The Phenomenon section explores slime as an often emotionally charged concept and monstrous prop. Physics examines the material and its unique properties, while Organism looks at the significance of gels for the body. Before disgust came high regard, as the origins and the very essence of Life were traced back to primordial forms of slime, in science and modern art. Slime is indeed a companion of all life, a pioneer of Evolution, whose secrets we have only begun to unlock. So, has Nature spawned a single slime-free creature? It’s hard to imagine, because gels have many uses, depending on habitat and organism. They also shape the outward appearance of our Environment. Climate change and other catastrophes threaten this balance, but could also work in slime’s favour, ushering in a new era of gooey dominance.
Primordial slime? Never heard of it, replies a staff member at the Hunterian when I enlist her help. But she begins to search, even recruiting two colleagues, themselves equally in the dark when it comes to the slime’s location. We fan out and search for a long time before they finally bring me the good news that there are several bottles of historical goo. Could my slime be among them? And they’re right: I find the phial from the Challenger expedition in a glass cabinet in the main hall. It’s so high up and out of the way that I had missed it altogether. It is surrounded by other historical treasures from marine research trips: dried mud from the ocean floor and a pickled lungfish, dolefully observing the goings-on below. One of the staff gets me a ladder, bringing me eye to eye with the slime.
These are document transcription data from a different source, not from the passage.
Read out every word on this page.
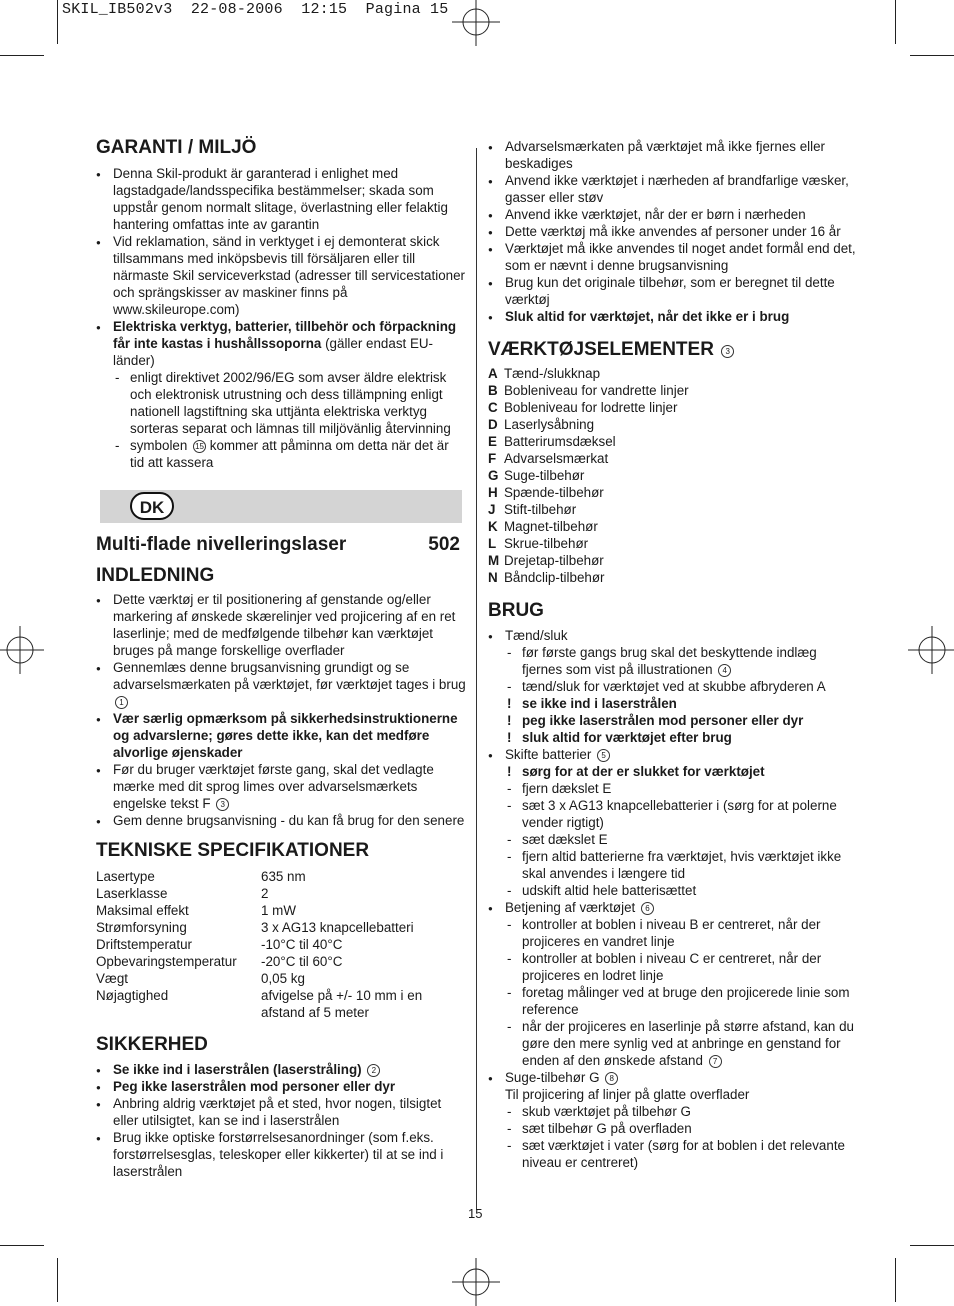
SKIL_IB502v3  22-08-2006  12:15  Pagina 15
GARANTI / MILJÖ
● Denna Skil-produkt är garanterad i enlighet med lagstadgade/landsspecifika bestämmelser; skada som uppstår genom normalt slitage, överlastning eller felaktig hantering omfattas inte av garantin
● Vid reklamation, sänd in verktyget i ej demonterat skick tillsammans med inköpsbevis till försäljaren eller till närmaste Skil serviceverkstad (adresser till servicestationer och sprängskisser av maskiner finns på www.skileurope.com)
● Elektriska verktyg, batterier, tillbehör och förpackning får inte kastas i hushållssoporna (gäller endast EU-länder)
- enligt direktivet 2002/96/EG som avser äldre elektrisk och elektronisk utrustning och dess tillämpning enligt nationell lagstiftning ska uttjänta elektriska verktyg sorteras separat och lämnas till miljövänlig återvinning
- symbolen 15 kommer att påminna om detta när det är tid att kassera
DK
Multi-flade nivelleringslaser	502
INDLEDNING
● Dette værktøj er til positionering af genstande og/eller markering af ønskede skærelinjer ved projicering af en ret laserlinje; med de medfølgende tilbehør kan værktøjet bruges på mange forskellige overflader
● Gennemlæs denne brugsanvisning grundigt og se advarselsmærkaten på værktøjet, før værktøjet tages i brug 1
● Vær særlig opmærksom på sikkerhedsinstruktionerne og advarslerne; gøres dette ikke, kan det medføre alvorlige øjenskader
● Før du bruger værktøjet første gang, skal det vedlagte mærke med dit sprog limes over advarselsmærkets engelske tekst F 3
● Gem denne brugsanvisning - du kan få brug for den senere
TEKNISKE SPECIFIKATIONER
Lasertype	635 nm
Laserklasse	2
Maksimal effekt	1 mW
Strømforsyning	3 x AG13 knapcellebatteri
Driftstemperatur	-10°C til 40°C
Opbevaringstemperatur	-20°C til 60°C
Vægt	0,05 kg
Nøjagtighed	afvigelse på +/- 10 mm i en afstand af 5 meter
SIKKERHED
● Se ikke ind i laserstrålen (laserstråling) 2
● Peg ikke laserstrålen mod personer eller dyr
● Anbring aldrig værktøjet på et sted, hvor nogen, tilsigtet eller utilsigtet, kan se ind i laserstrålen
● Brug ikke optiske forstørrelsesanordninger (som f.eks. forstørrelsesglas, teleskoper eller kikkerter) til at se ind i laserstrålen
● Advarselsmærkaten på værktøjet må ikke fjernes eller beskadiges
● Anvend ikke værktøjet i nærheden af brandfarlige væsker, gasser eller støv
● Anvend ikke værktøjet, når der er børn i nærheden
● Dette værktøj må ikke anvendes af personer under 16 år
● Værktøjet må ikke anvendes til noget andet formål end det, som er nævnt i denne brugsanvisning
● Brug kun det originale tilbehør, som er beregnet til dette værktøj
● Sluk altid for værktøjet, når det ikke er i brug
VÆRKTØJSELEMENTER 3
A Tænd-/slukknap
B Bobleniveau for vandrette linjer
C Bobleniveau for lodrette linjer
D Laserlysåbning
E Batterirumsdæksel
F Advarselsmærkat
G Suge-tilbehør
H Spænde-tilbehør
J Stift-tilbehør
K Magnet-tilbehør
L Skrue-tilbehør
M Drejetap-tilbehør
N Båndclip-tilbehør
BRUG
● Tænd/sluk
- før første gangs brug skal det beskyttende indlæg fjernes som vist på illustrationen 4
- tænd/sluk for værktøjet ved at skubbe afbryderen A
! se ikke ind i laserstrålen
! peg ikke laserstrålen mod personer eller dyr
! sluk altid for værktøjet efter brug
● Skifte batterier 5
! sørg for at der er slukket for værktøjet
- fjern dækslet E
- sæt 3 x AG13 knapcellebatterier i (sørg for at polerne vender rigtigt)
- sæt dækslet E
- fjern altid batterierne fra værktøjet, hvis værktøjet ikke skal anvendes i længere tid
- udskift altid hele batterisættet
● Betjening af værktøjet 6
- kontroller at boblen i niveau B er centreret, når der projiceres en vandret linje
- kontroller at boblen i niveau C er centreret, når der projiceres en lodret linje
- foretag målinger ved at bruge den projicerede linie som reference
- når der projiceres en laserlinje på større afstand, kan du gøre den mere synlig ved at anbringe en genstand for enden af den ønskede afstand 7
● Suge-tilbehør G 8
Til projicering af linjer på glatte overflader
- skub værktøjet på tilbehør G
- sæt tilbehør G på overfladen
- sæt værktøjet i vater (sørg for at boblen i det relevante niveau er centreret)
15
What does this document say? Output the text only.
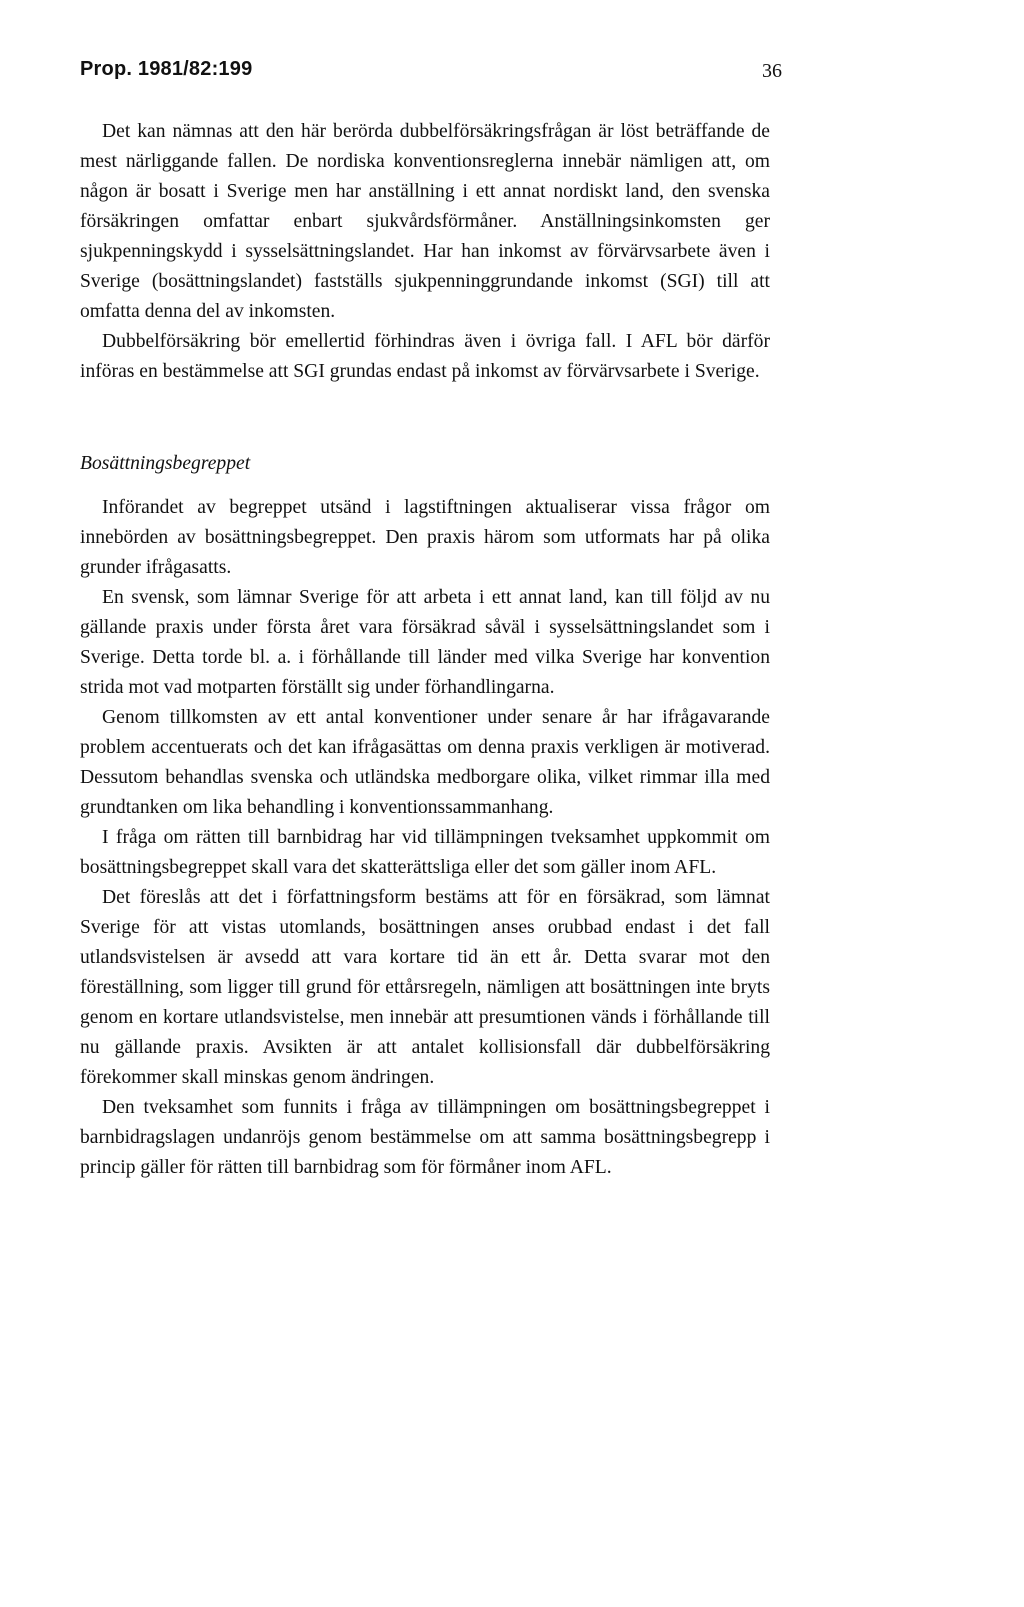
Prop. 1981/82:199	36

Det kan nämnas att den här berörda dubbelförsäkringsfrågan är löst beträffande de mest närliggande fallen. De nordiska konventionsreglerna innebär nämligen att, om någon är bosatt i Sverige men har anställning i ett annat nordiskt land, den svenska försäkringen omfattar enbart sjukvårdsförmåner. Anställningsinkomsten ger sjukpenningskydd i sysselsättningslandet. Har han inkomst av förvärvsarbete även i Sverige (bosättningslandet) fastställs sjukpenninggrundande inkomst (SGI) till att omfatta denna del av inkomsten.

Dubbelförsäkring bör emellertid förhindras även i övriga fall. I AFL bör därför införas en bestämmelse att SGI grundas endast på inkomst av förvärvsarbete i Sverige.

Bosättningsbegreppet

Införandet av begreppet utsänd i lagstiftningen aktualiserar vissa frågor om innebörden av bosättningsbegreppet. Den praxis härom som utformats har på olika grunder ifrågasatts.

En svensk, som lämnar Sverige för att arbeta i ett annat land, kan till följd av nu gällande praxis under första året vara försäkrad såväl i sysselsättningslandet som i Sverige. Detta torde bl. a. i förhållande till länder med vilka Sverige har konvention strida mot vad motparten förställt sig under förhandlingarna.

Genom tillkomsten av ett antal konventioner under senare år har ifrågavarande problem accentuerats och det kan ifrågasättas om denna praxis verkligen är motiverad. Dessutom behandlas svenska och utländska medborgare olika, vilket rimmar illa med grundtanken om lika behandling i konventionssammanhang.

I fråga om rätten till barnbidrag har vid tillämpningen tveksamhet uppkommit om bosättningsbegreppet skall vara det skatterättsliga eller det som gäller inom AFL.

Det föreslås att det i författningsform bestäms att för en försäkrad, som lämnat Sverige för att vistas utomlands, bosättningen anses orubbad endast i det fall utlandsvistelsen är avsedd att vara kortare tid än ett år. Detta svarar mot den föreställning, som ligger till grund för ettårsregeln, nämligen att bosättningen inte bryts genom en kortare utlandsvistelse, men innebär att presumtionen vänds i förhållande till nu gällande praxis. Avsikten är att antalet kollisionsfall där dubbelförsäkring förekommer skall minskas genom ändringen.

Den tveksamhet som funnits i fråga av tillämpningen om bosättningsbegreppet i barnbidragslagen undanröjs genom bestämmelse om att samma bosättningsbegrepp i princip gäller för rätten till barnbidrag som för förmåner inom AFL.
In storage for so long, the gelatinous mass has disintegrated, and the bottle looks to be filled with clear water. Only at the bottom is a delicate, shimmering layer of white, barely perceptible to the eye. It seems fitting that this historical goo no longer exists, since primordial slime never really did either. It’s also fitting for many of the other slimes in this book, which, at least when I embarked upon my research, I could sense more than see. Slime rarely has its place in the spotlight, though it holds us and our worlds together. It’s high time we run towards the blob and take a closer look.